URSP Student Amy Handlan Builds a Panel Data Set from Annual Data and Running Fixed Effect Panel Regressions

Hello, my name is Amy Handlan. I am an economics major, math minor at George Mason University. This is my second semester with URSP researching the relationship between government type and financial instability. Last semester I found that there is a significant, negative quadratic relationship between Polity score, an index of government ranging from autocratic to democratic, and frequency of financial crisis, a measure of financial instability. I found this relationship in a cross-section of 70 countries from 1970 to 2006. However, cross-section regressions do not account for variations over time or for country time-invariant traits.

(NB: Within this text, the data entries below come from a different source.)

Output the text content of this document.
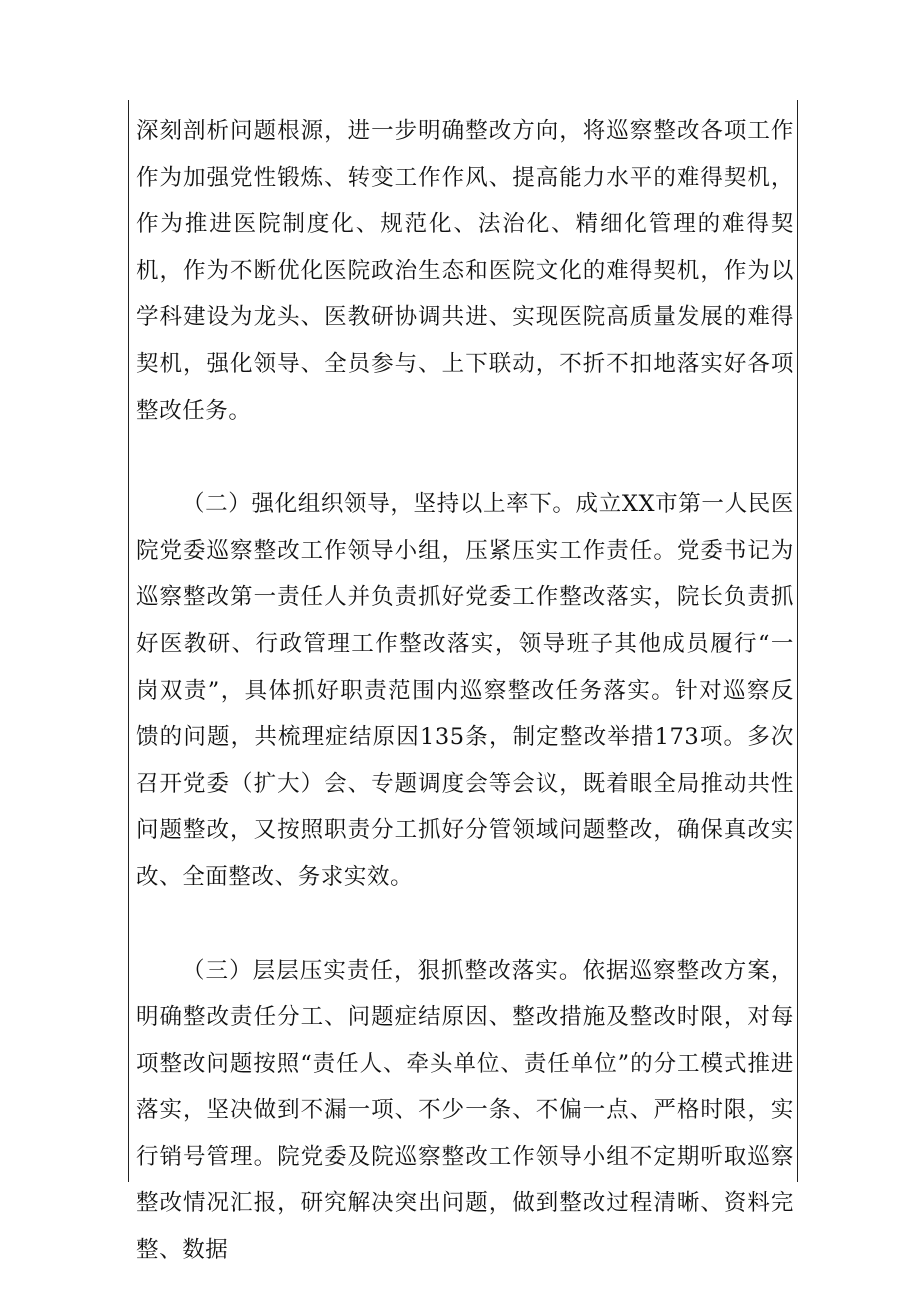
深刻剖析问题根源，进一步明确整改方向，将巡察整改各项工作作为加强党性锻炼、转变工作作风、提高能力水平的难得契机，作为推进医院制度化、规范化、法治化、精细化管理的难得契机，作为不断优化医院政治生态和医院文化的难得契机，作为以学科建设为龙头、医教研协调共进、实现医院高质量发展的难得契机，强化领导、全员参与、上下联动，不折不扣地落实好各项整改任务。

（二）强化组织领导，坚持以上率下。成立XX市第一人民医院党委巡察整改工作领导小组，压紧压实工作责任。党委书记为巡察整改第一责任人并负责抓好党委工作整改落实，院长负责抓好医教研、行政管理工作整改落实，领导班子其他成员履行“一岗双责”，具体抓好职责范围内巡察整改任务落实。针对巡察反馈的问题，共梳理症结原因135条，制定整改举措173项。多次召开党委（扩大）会、专题调度会等会议，既着眼全局推动共性问题整改，又按照职责分工抓好分管领域问题整改，确保真改实改、全面整改、务求实效。

（三）层层压实责任，狠抓整改落实。依据巡察整改方案，明确整改责任分工、问题症结原因、整改措施及整改时限，对每项整改问题按照“责任人、牵头单位、责任单位”的分工模式推进落实，坚决做到不漏一项、不少一条、不偏一点、严格时限，实行销号管理。院党委及院巡察整改工作领导小组不定期听取巡察整改情况汇报，研究解决突出问题，做到整改过程清晰、资料完整、数据
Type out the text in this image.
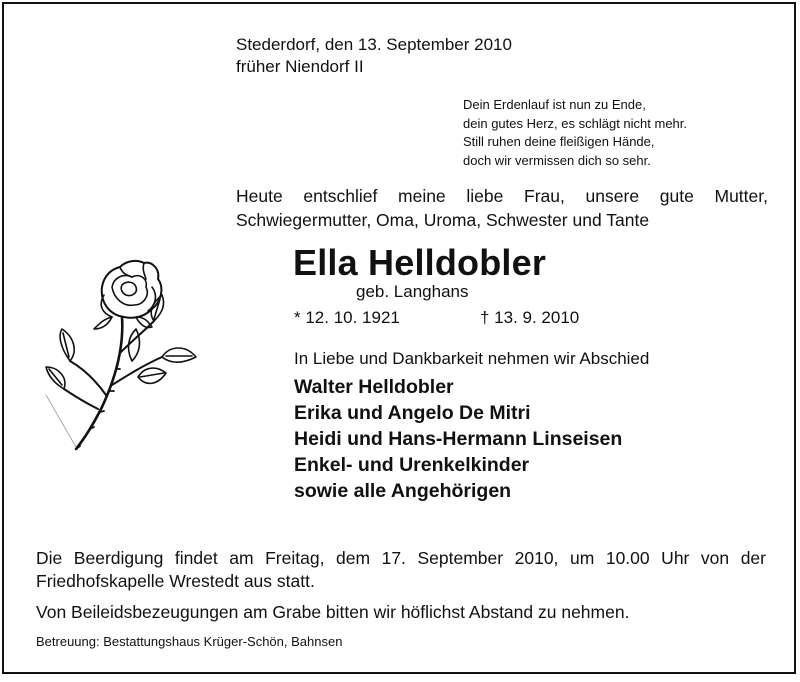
Stederdorf, den 13. September 2010
früher Niendorf II
Dein Erdenlauf ist nun zu Ende,
dein gutes Herz, es schlägt nicht mehr.
Still ruhen deine fleißigen Hände,
doch wir vermissen dich so sehr.
Heute entschlief meine liebe Frau, unsere gute Mutter,
Schwiegermutter, Oma, Uroma, Schwester und Tante
Ella Helldobler
geb. Langhans
* 12. 10. 1921	† 13. 9. 2010
In Liebe und Dankbarkeit nehmen wir Abschied
Walter Helldobler
Erika und Angelo De Mitri
Heidi und Hans-Hermann Linseisen
Enkel- und Urenkelkinder
sowie alle Angehörigen
Die Beerdigung findet am Freitag, dem 17. September 2010, um 10.00 Uhr von der
Friedhofskapelle Wrestedt aus statt.
Von Beileidsbezeugungen am Grabe bitten wir höflichst Abstand zu nehmen.
Betreuung: Bestattungshaus Krüger-Schön, Bahnsen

Accordingly, this semester I have been working on building a panel data set from the annual data and running fixed effect panel regressions. Once accounting for country characteristics and time, the coefficients became positive. This implies that there could be a positive relationship between changes in government and frequency of financial crises. While getting significant coefficients in my econometrics is exciting, my biggest challenge this semester has been working with the theories behind my empirical relationships.
Therefore, this semester I have been focusing on developing my review of related literature and looking for possible channels of causation. This week I have started reading

Charles Calomiris and Stephen Haber’s Fragile by Design: The Political Origins of Banking Crises and Scarce Credit. The focus of their book is that banking systems are infused with politics because “the property-rights system underpinning banking systems is an outcome of political deal making” (13). Accordingly, when political structures are different or change, there will be an effect on the banking system and thus financial markets. This book is helping me build a foundation for developing the theoretical channel through which different government types could create different frequencies of financial crises.